Right, I should add code to handle this error condition. I think it can be
handled in dmc620_pmu_get_irq(). The important thing is to release the
mutex, wait a few ms and try again. What do you think?
I don't really follow, but waiting a few ms and trying again sounds like
a really nasty hack for something which doesn't appear to be constrained
by broken hardware. In other words, we got ourselves into this mess, so
we should be able to resolve it properly.

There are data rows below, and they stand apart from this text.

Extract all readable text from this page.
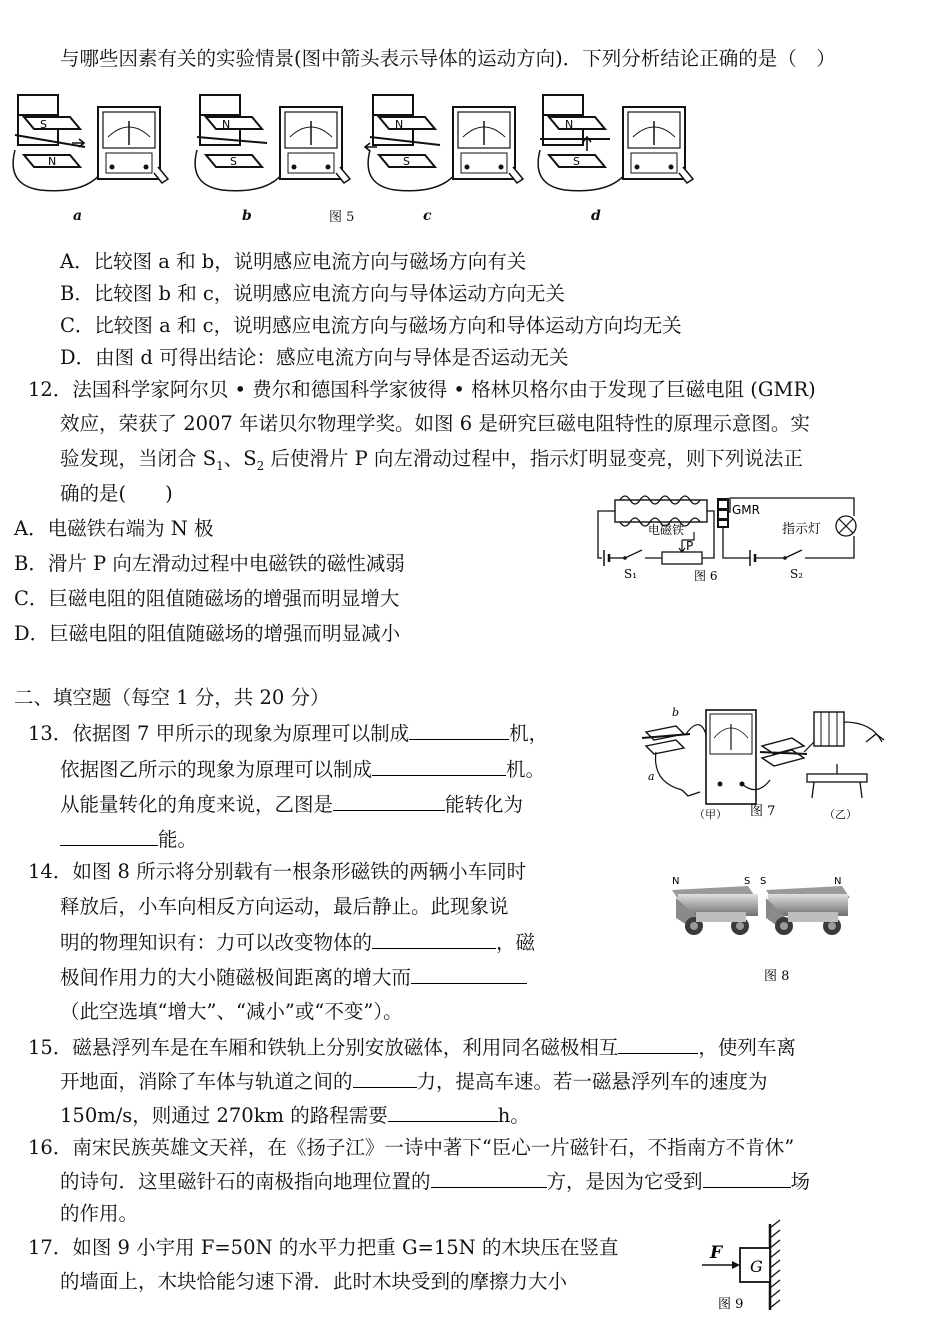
与哪些因素有关的实验情景(图中箭头表示导体的运动方向)．下列分析结论正确的是（　）
S
N
N
S
N
S
N
S
a	b	图 5	c	d
A．比较图 a 和 b，说明感应电流方向与磁场方向有关
B．比较图 b 和 c，说明感应电流方向与导体运动方向无关
C．比较图 a 和 c，说明感应电流方向与磁场方向和导体运动方向均无关
D．由图 d 可得出结论：感应电流方向与导体是否运动无关
12．法国科学家阿尔贝 • 费尔和德国科学家彼得 • 格林贝格尔由于发现了巨磁电阻 (GMR)
效应，荣获了 2007 年诺贝尔物理学奖。如图 6 是研究巨磁电阻特性的原理示意图。实
验发现，当闭合 $S_1$、$S_2$ 后使滑片 P 向左滑动过程中，指示灯明显变亮，则下列说法正
确的是(　　)
A．电磁铁右端为 N 极
B．滑片 P 向左滑动过程中电磁铁的磁性减弱
C．巨磁电阻的阻值随磁场的增强而明显增大
D．巨磁电阻的阻值随磁场的增强而明显减小
电磁铁
P
S₁
GMR
指示灯
图 6	S₂
二、填空题（每空 1 分，共 20 分）
13．依据图 7 甲所示的现象为原理可以制成	机，
依据图乙所示的现象为原理可以制成	机。
从能量转化的角度来说，乙图是	能转化为
能。
b
a
（甲） 图 7	（乙）
14．如图 8 所示将分别载有一根条形磁铁的两辆小车同时
释放后，小车向相反方向运动，最后静止。此现象说
明的物理知识有：力可以改变物体的	，磁
极间作用力的大小随磁极间距离的增大而
（此空选填“增大”、“减小”或“不变”）。
N	S S	N
图 8
15．磁悬浮列车是在车厢和铁轨上分别安放磁体，利用同名磁极相互	，使列车离
开地面，消除了车体与轨道之间的	力，提高车速。若一磁悬浮列车的速度为
150m/s，则通过 270km 的路程需要	h。
16．南宋民族英雄文天祥，在《扬子江》一诗中著下“臣心一片磁针石，不指南方不肯休”
的诗句．这里磁针石的南极指向地理位置的	方，是因为它受到	场
的作用。
17．如图 9 小宇用 F=50N 的水平力把重 G=15N 的木块压在竖直
的墙面上，木块恰能匀速下滑．此时木块受到的摩擦力大小
F
G
图 9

From my point of view, the proper way to solve the problem is to reverse the locking order. Since you don't to add a EXPORT statement to the core kernel code, we will have to find a way around it by not holding the dmc620_pmu_irqs_lock when cpuhp_state_add_instance_nocalls() is called. Another alternative that I can think of is to add one more mutex that we will hold just for the entirety of  __dmc620_pmu_get_irq() and take dmc620_pmu_irqs_lock only when the linked list is being modified. That will eliminate the need to introduce arbitrary wait as other caller of __dmc620_pmu_get_irq() will wait in the new mutex. Will this work for you?

Cheers,
Longman